Dariusz N., pseudonim "Daro", został zatrzymany w Hiszpanii w momencie załadunku na ciężarówkę puszek z pomidorami, w których ukryte były narkotyki. Policjanci znaleźli przy nim podpisaną umowę z kliniką w Czechach. Za kilka dni miał poddać się tam pełnej operacji plastycznej. Oznacza to, że dla policji po prostu by zniknął.
Dariusz N. podejrzany jest o zabójstwo przy użyciu noża, do którego doszło 21 sierpnia 2016 roku w Katowicach. 36-latek od grudnia 2016 poszukiwany był europejskim nakazem aresztowania. Wpadł w Perafort w Katalonii we wtorek, 24 października.
Miejsce jego pobytu ustalili policjanci z Zespołu Poszukiwań Celowych Komendy Wojewódzkiej Policji w Katowicach, a do zatrzymania doszło - jak informują funkcjonariusze - dzięki monitorowaniu ruchów poszukiwanego i ścisłej współpracy Komendy Głównej Policji z katalońskimi stróżami prawa.
Zmiana wyglądu i puszki z pomidorami
Dariusz N. zmienił swój wygląd, zapuścił włosy i brodę. Został jednak szybko zidentyfikowany dzięki charakterystycznemu tatuażowi na ramieniu, identyfikującemu go z jednym ze śląskich klubów piłkarskich. To był jednak początek zmian w jego wyglądzie. Policjanci znaleźli przy nim umowę z kliniką w Czechach, gdzie za kilka dni miał poddać się pełnej operacji plastycznej razem z przetoczeniem krwi. Oznacza to, że dla policji po prostu by zniknął. Dariusz N. nie stawiał oporu i wydawał się zaskoczony zatrzymaniem. Przedstawił się innym imieniem i nazwiskiem, okazał też polski dowód osobisty na dane osoby pochodzącej z województwa lubuskiego.
Do zatrzymania Dariusza N. doszło w momencie załadunku dużej przesyłki na ciężarówkę wynajętą z firmy przewozowej. Przesyłka przygotowana przez poszukiwanego miała trafić do Polski. Na dwóch paletach znajdowały się puszki z sosem pomidorowym, a w nich ukryta była marihuana. W 63 puszkach znaleziono 20 kilogramów narkotyków o wartości rynkowej w Polsce ponad 140 tysięcy euro, a także wagę do ważenia narkotyków, urządzenie do pakowania próżniowego, nowe puste puszki, folie do pakowania i etykiety.
Dodatkowo poszukiwany miał przy sobie dokumenty tożsamości na różne dane osobowe.
Dwa ciosy nożem
1 sierpnia 2016 roku nad ranem 19-letni Dominik wracał z ojcem z klubu muzycznego. Na ulicy 3 Maja w Katowicach, nieopodal dworca kolejowego i galerii handlowej, posprzeczali się z grupą obcych mężczyzn.
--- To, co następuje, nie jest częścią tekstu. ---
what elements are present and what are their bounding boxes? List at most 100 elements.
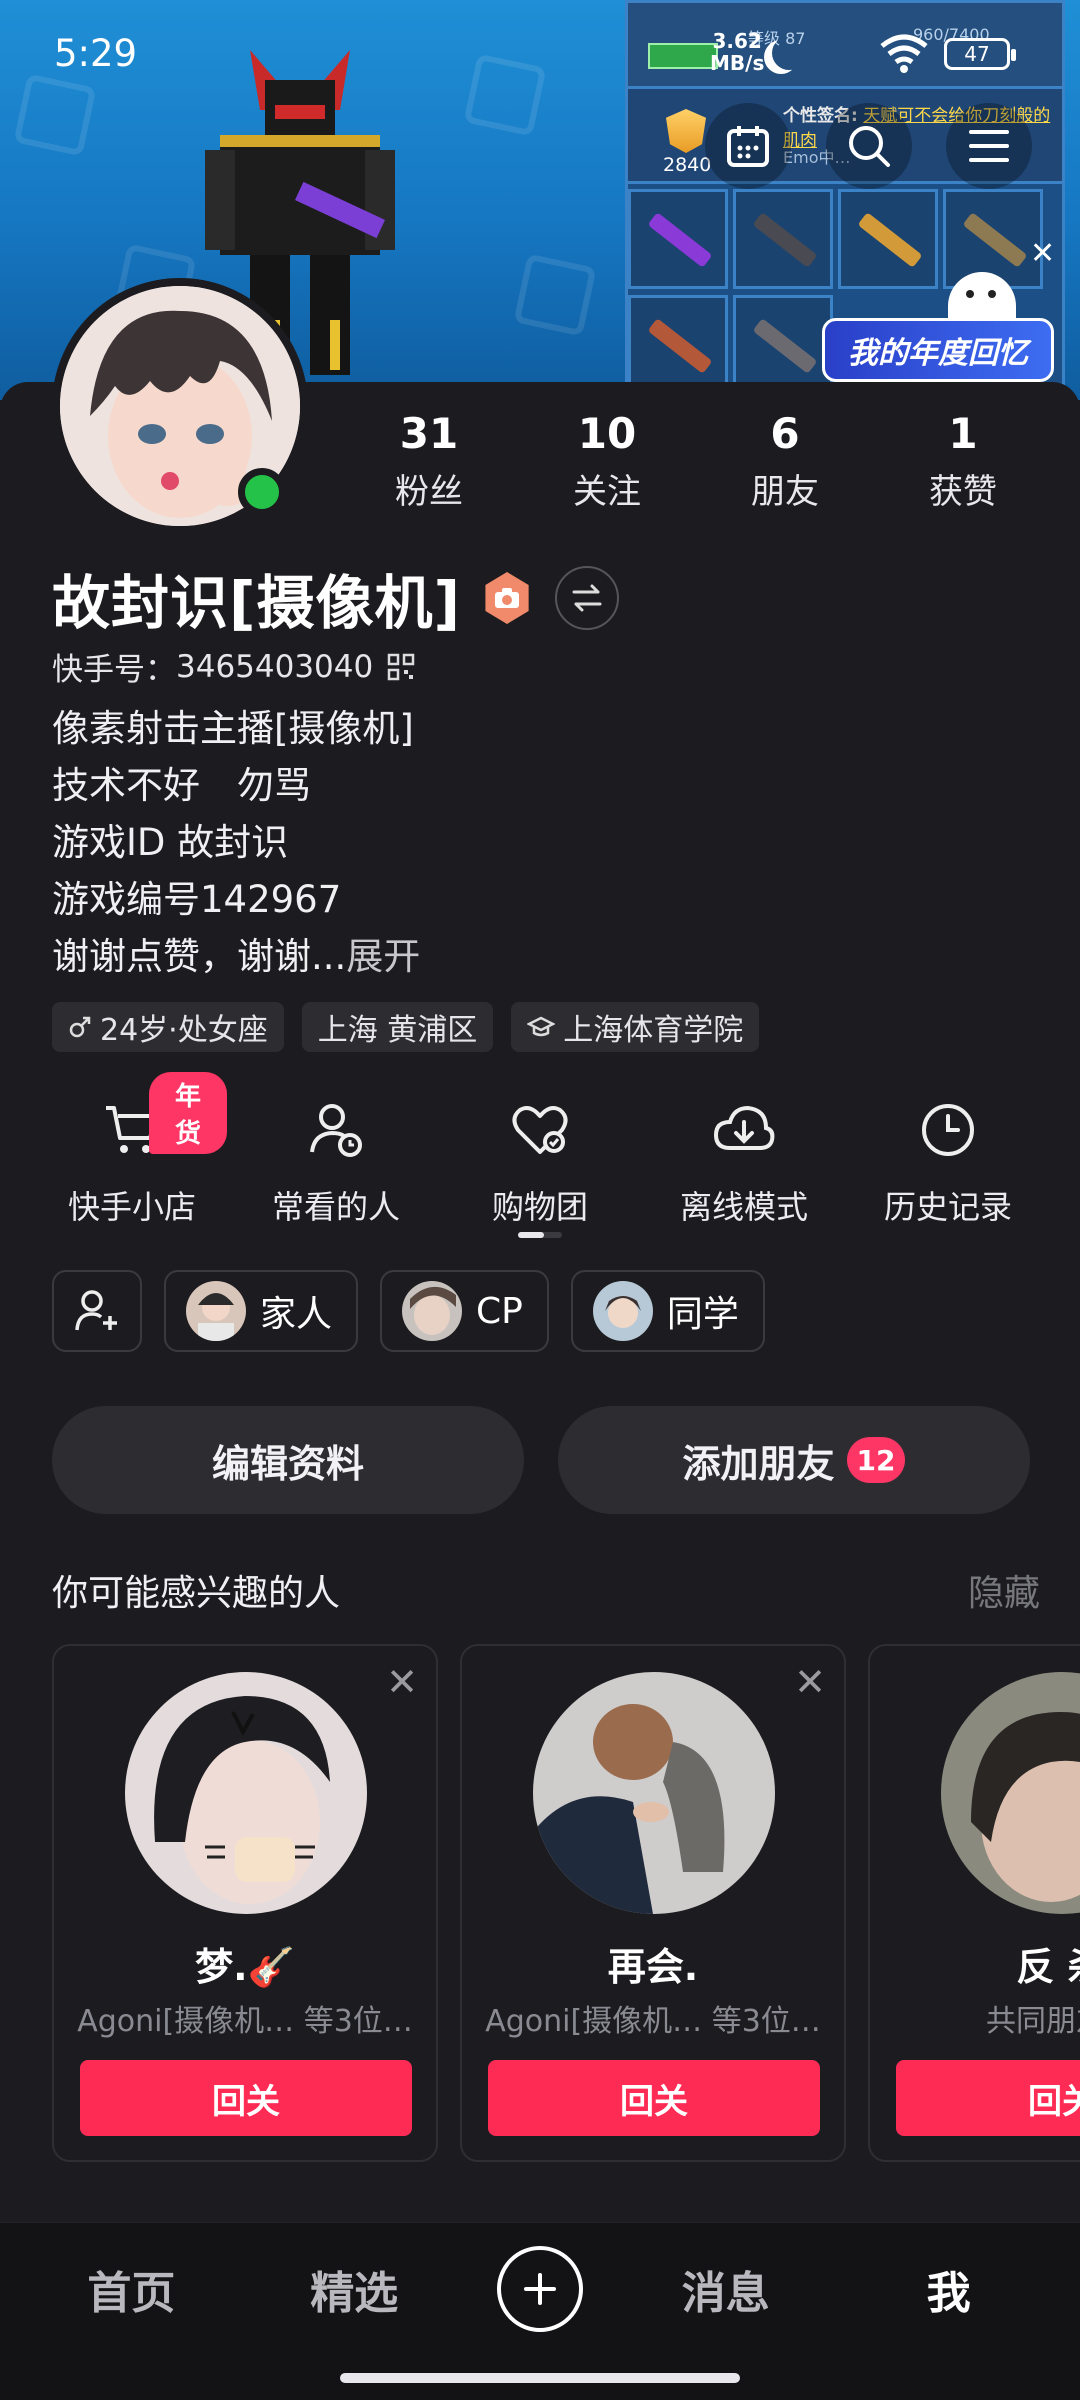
search-button[interactable] [826, 103, 912, 189]
relation-label: 家人 [260, 1294, 333, 1335]
stat-followers[interactable]: 31 粉丝 [340, 410, 518, 513]
bio-line: 游戏编号142967 [52, 878, 342, 921]
search-icon [849, 126, 890, 167]
network-speed: 3.62 MB/s [710, 29, 765, 75]
stat-label: 朋友 [751, 472, 819, 512]
suggestion-avatar[interactable] [533, 1672, 775, 1914]
tag-location[interactable]: 上海 黄浦区 [301, 1002, 494, 1052]
relation-avatar [592, 1281, 653, 1341]
online-status-indicator [238, 468, 286, 516]
dismiss-icon[interactable]: ✕ [794, 1660, 826, 1704]
create-post-button[interactable] [496, 2246, 583, 2332]
shortcut-label: 离线模式 [679, 1188, 808, 1226]
edit-profile-button[interactable]: 编辑资料 [52, 1406, 524, 1514]
status-time: 5:29 [54, 32, 138, 75]
kuaishou-id-label: 快手号： [52, 652, 176, 688]
suggestion-avatar[interactable] [941, 1672, 1080, 1914]
clock-icon [922, 1104, 974, 1156]
shortcut-label: 购物团 [491, 1188, 588, 1226]
year-review-button[interactable]: 我的年度回忆 [822, 318, 1054, 382]
shortcut-shopping-group[interactable]: 购物团 [445, 1090, 635, 1228]
bio-expand-link[interactable]: 展开 [346, 935, 420, 978]
relation-family[interactable]: 家人 [164, 1270, 359, 1352]
cloud-download-icon [713, 1105, 775, 1150]
suggestion-mutual: 共同朋友： [986, 2004, 1080, 2039]
switch-arrows-icon [572, 584, 602, 612]
status-bar: 5:29 3.62 MB/s 47 [0, 0, 1080, 110]
add-friend-button[interactable]: 添加朋友 12 [558, 1406, 1030, 1514]
follow-back-button[interactable]: 回关 [80, 2060, 412, 2136]
tag-label: 24岁·处女座 [100, 1013, 268, 1048]
follow-back-button[interactable]: 回关 [488, 2060, 820, 2136]
camera-badge-icon[interactable] [485, 572, 529, 624]
relation-tags-row: 家人 CP 同学 [52, 1270, 765, 1352]
bio-line-last: 谢谢点赞，谢谢...展开 [52, 935, 421, 978]
stat-label: 粉丝 [395, 472, 463, 512]
relation-label: CP [476, 1290, 523, 1332]
shortcut-offline-mode[interactable]: 离线模式 [649, 1090, 839, 1228]
wifi-icon [880, 34, 928, 73]
friend-request-count-badge: 12 [846, 1437, 906, 1483]
calendar-button[interactable] [705, 103, 791, 189]
suggestions-title: 你可能感兴趣的人 [52, 1573, 341, 1614]
menu-button[interactable] [946, 103, 1032, 189]
profile-bio: 像素射击主播[摄像机] 技术不好 勿骂 游戏ID 故封识 游戏编号142967 … [52, 700, 420, 985]
nav-messages[interactable]: 消息 [646, 2257, 806, 2321]
shortcut-frequent-people[interactable]: 常看的人 [241, 1090, 431, 1228]
shortcut-shop[interactable]: 快手小店 年货 [37, 1072, 227, 1228]
stat-likes[interactable]: 1 获赞 [874, 410, 1052, 513]
shortcut-row: 快手小店 年货 常看的人 购物团 离线模式 历史记录 [0, 1072, 1080, 1228]
suggestion-name: 反 杀 [1016, 1945, 1080, 1989]
qr-code-icon[interactable] [387, 653, 415, 681]
bio-line: 游戏ID 故封识 [52, 821, 289, 864]
dismiss-icon[interactable]: ✕ [386, 1660, 418, 1704]
shortcut-label: 历史记录 [883, 1188, 1012, 1226]
shortcut-history[interactable]: 历史记录 [853, 1090, 1043, 1228]
stat-friends[interactable]: 6 朋友 [696, 410, 874, 513]
tag-age[interactable]: 24岁·处女座 [52, 1002, 284, 1052]
suggestion-avatar[interactable] [125, 1672, 367, 1914]
relation-label: 同学 [666, 1294, 739, 1335]
tag-label: 上海 黄浦区 [317, 1013, 478, 1048]
suggestion-card[interactable]: ✕ 再会. Agoni[摄像机… 等3位… 回关 [460, 1644, 846, 2162]
tag-label: 上海体育学院 [563, 1013, 744, 1048]
suggestions-list[interactable]: ✕ 梦.🎸 Agoni[摄像机… 等3位… 回关 ✕ 再会. Agoni[摄像机… [52, 1644, 1080, 2164]
shortcut-label: 常看的人 [271, 1188, 400, 1226]
close-icon[interactable]: ✕ [1030, 236, 1055, 271]
nav-me[interactable]: 我 [869, 2257, 1029, 2321]
bio-line: 技术不好 勿骂 [52, 764, 311, 807]
switch-account-button[interactable] [555, 566, 620, 630]
suggestion-card[interactable]: 反 杀 共同朋友： 回关 [868, 1644, 1080, 2162]
home-indicator[interactable] [340, 2373, 740, 2383]
suggestion-card[interactable]: ✕ 梦.🎸 Agoni[摄像机… 等3位… 回关 [52, 1644, 438, 2162]
shortcut-page-indicator [518, 1232, 562, 1238]
frequent-people-icon [310, 1104, 362, 1157]
relation-cp[interactable]: CP [380, 1270, 549, 1352]
shortcut-label: 快手小店 [67, 1188, 196, 1226]
stat-value: 31 [399, 409, 459, 458]
profile-action-row: 编辑资料 添加朋友 12 [52, 1406, 1030, 1514]
tag-school[interactable]: 上海体育学院 [511, 1002, 760, 1052]
stat-value: 6 [770, 409, 800, 458]
stat-following[interactable]: 10 关注 [518, 410, 696, 513]
hide-suggestions-button[interactable]: 隐藏 [968, 1564, 1040, 1616]
add-relation-button[interactable] [52, 1270, 142, 1352]
plus-icon [523, 2273, 556, 2305]
stat-label: 关注 [573, 472, 641, 512]
suggestion-name: 再会. [607, 1945, 699, 1989]
school-icon [527, 1016, 556, 1037]
nav-home[interactable]: 首页 [51, 2257, 211, 2321]
suggestions-header: 你可能感兴趣的人 隐藏 [52, 1564, 1040, 1616]
relation-avatar [402, 1281, 463, 1341]
nav-featured[interactable]: 精选 [274, 2257, 434, 2321]
stat-value: 10 [577, 409, 637, 458]
stat-label: 获赞 [929, 472, 997, 512]
kuaishou-id[interactable]: 快手号： 3465403040 [52, 644, 415, 689]
kuaishou-id-value: 3465403040 [176, 648, 374, 685]
calendar-icon [727, 126, 769, 167]
profile-tags: 24岁·处女座 上海 黄浦区 上海体育学院 [52, 1002, 760, 1052]
rank-badge-icon [666, 109, 706, 153]
heart-group-icon [512, 1106, 568, 1154]
relation-classmate[interactable]: 同学 [570, 1270, 765, 1352]
follow-back-button[interactable]: 回关 [896, 2060, 1080, 2136]
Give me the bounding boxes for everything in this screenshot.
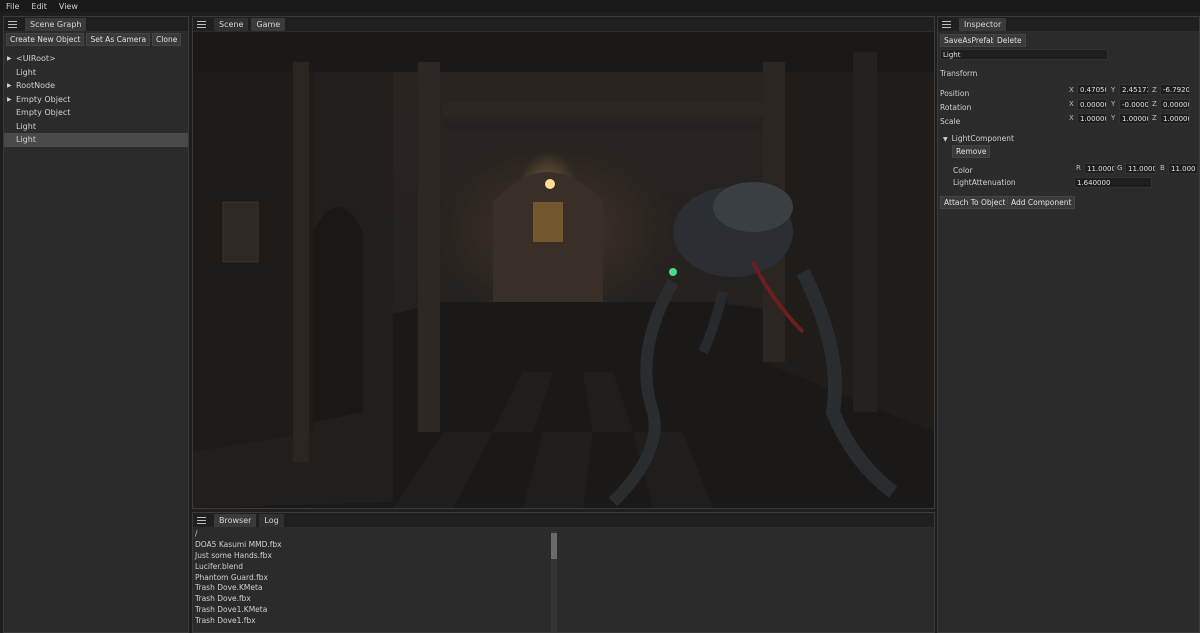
rotation-label: Rotation	[940, 103, 972, 112]
list-item[interactable]: Phantom Guard.fbx	[193, 573, 551, 584]
viewport-header: Scene Game	[193, 17, 934, 31]
collapse-arrow-icon[interactable]: ▼	[943, 136, 948, 143]
color-label: Color	[953, 166, 973, 175]
axis-x-label: X	[1069, 86, 1074, 94]
light-attenuation-field[interactable]: 1.640000	[1074, 177, 1152, 188]
list-item[interactable]: Trash Dove.KMeta	[193, 583, 551, 594]
delete-button[interactable]: Delete	[993, 34, 1026, 47]
save-as-prefab-button[interactable]: SaveAsPrefab	[940, 34, 1000, 47]
scene-tree: ▶ <UIRoot> Light ▶ RootNode ▶ Empty Object …	[4, 52, 188, 147]
axis-x-label: X	[1069, 114, 1074, 122]
list-item[interactable]: Just some Hands.fbx	[193, 551, 551, 562]
tree-item[interactable]: ▶ <UIRoot>	[4, 52, 188, 66]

Dominik otrzymał dwa ciosy nożem w klatkę piersiową, wskutek czego zmarł. Bezpośrednio po tym zdarzeniu policjanci zatrzymali kilka osób. Dariusz N., który według posiadanych przez śledczych informacji oraz zabezpieczonych nagrań z monitoringu zadał 19-latkowi śmiertelne rany, nie został zatrzymany ani nie zgłosił się na policję.
Uciekał przez pół Europy
W trakcie prowadzonej sprawy poszukiwawczej policjanci z Katowic ustalili, że poszukiwany - chcąc uniknąć zatrzymania - przemieszczał się po wielu krajach Europy, między innymi po Niemczech, Holandii, Czechach, Irlandii oraz Hiszpanii. W Katalonii złapała go kilkunastoosobowa grupa policjantów wyspecjalizowanych w międzynarodowych poszukiwaniach najgroźniejszych przestępców.
Dariusz N. w najbliższym czasie, zgodnie z europejskim nakazem aresztowania, zostanie przetransportowany do Polski, a następnie doprowadzony do Prokuratury Okręgowej w Katowicach.